Does Your Dog's Vomiting Warrant a Visit to the Vet Clinic?

Irrespective of your dog's breed, these pets will typically have a raucous appetite, and this is because dogs expend a lot of energy running around, digging up things, barking and so on. Thus, most pet owners will take steps to ensure that they have a constant supply of food to ensure that their bodies keep up with their high metabolism. When your dog suddenly starts to vomit on a regular basis, it can be quite disconcerting for you as the pet owner, especially if the food being regurgitated is undigested, which would imply that the dog is not receiving sufficient nutrition. Nevertheless, there are some occasions when this vomiting can be caused by innocuous reasons and should not be a cause for worry. But how do you know the difference? Read on to figure out if your dog's vomiting warrants an emergency visit to the vet clinic.

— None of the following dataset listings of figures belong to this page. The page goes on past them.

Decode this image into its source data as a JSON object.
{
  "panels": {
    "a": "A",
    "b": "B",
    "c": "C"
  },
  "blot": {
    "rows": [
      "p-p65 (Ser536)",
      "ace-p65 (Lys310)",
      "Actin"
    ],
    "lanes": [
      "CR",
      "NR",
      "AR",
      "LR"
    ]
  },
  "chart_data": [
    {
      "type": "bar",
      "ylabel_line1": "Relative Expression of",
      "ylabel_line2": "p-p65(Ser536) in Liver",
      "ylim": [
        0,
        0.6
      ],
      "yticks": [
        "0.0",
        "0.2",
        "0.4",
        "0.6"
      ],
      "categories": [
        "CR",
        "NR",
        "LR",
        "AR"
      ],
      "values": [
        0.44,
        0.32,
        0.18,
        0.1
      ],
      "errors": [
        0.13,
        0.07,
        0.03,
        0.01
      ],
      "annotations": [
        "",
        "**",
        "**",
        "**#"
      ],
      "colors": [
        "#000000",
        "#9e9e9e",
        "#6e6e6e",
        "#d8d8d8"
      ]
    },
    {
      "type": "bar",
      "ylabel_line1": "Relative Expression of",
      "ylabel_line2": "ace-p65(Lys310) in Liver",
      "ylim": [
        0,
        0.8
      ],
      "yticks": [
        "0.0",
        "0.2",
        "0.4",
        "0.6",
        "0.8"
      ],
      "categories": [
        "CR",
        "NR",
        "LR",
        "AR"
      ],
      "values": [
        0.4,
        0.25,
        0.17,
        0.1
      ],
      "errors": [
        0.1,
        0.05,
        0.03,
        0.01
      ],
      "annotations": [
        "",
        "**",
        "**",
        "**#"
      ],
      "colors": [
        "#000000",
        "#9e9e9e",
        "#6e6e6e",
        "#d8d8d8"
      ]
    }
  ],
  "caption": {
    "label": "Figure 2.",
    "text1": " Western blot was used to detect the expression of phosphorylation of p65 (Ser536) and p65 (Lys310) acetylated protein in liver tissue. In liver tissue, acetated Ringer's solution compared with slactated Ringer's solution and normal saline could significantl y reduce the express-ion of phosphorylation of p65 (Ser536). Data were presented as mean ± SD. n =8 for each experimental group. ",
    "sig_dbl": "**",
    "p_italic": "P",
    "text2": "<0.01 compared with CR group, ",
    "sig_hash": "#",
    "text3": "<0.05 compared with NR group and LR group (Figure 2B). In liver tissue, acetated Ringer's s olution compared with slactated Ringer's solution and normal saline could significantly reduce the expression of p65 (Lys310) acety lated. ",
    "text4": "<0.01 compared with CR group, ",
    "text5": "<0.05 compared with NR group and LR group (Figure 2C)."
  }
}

A common cause of vomiting in dogs is when they eat something that is either spoilt, inedible or poisonous. Most pet owners are meticulous about the type of food that they put out for their dog. But if your dog has the freedom to wander around outside on their own, there is a likelihood that they will ingest anything that seems appetising to them, even if it could pose a risk to their health. In minor cases, your dog will vomit a few times to eliminate the bad food. However, if you find that the illness is persistent, it is recommended to visit a vet clinic so that your dog is not at risk of dehydration and other health complications.

Digestive blockages

Another reason why your dog may suddenly develop vomiting is if they have acquired a blockage in their digestive tract. A bone that was swallowed whole and became lodged in your pet's digestive tract causes these blockages usually. However, they can also come about from other solid objects that your dog may have unwittingly swallowed, such as large coins and toys. The first sign of a digestive blockage is when your dog is throwing up undigested food. This symptom is indicative of the act that the food is not making its way down to their stomach. Other signs that you should be wary of include abdominal pain, disrupted bowel movements and distended abdomen. Digestive blockages should be treated as a vet emergency, as they could become life-threatening if not remedied immediately.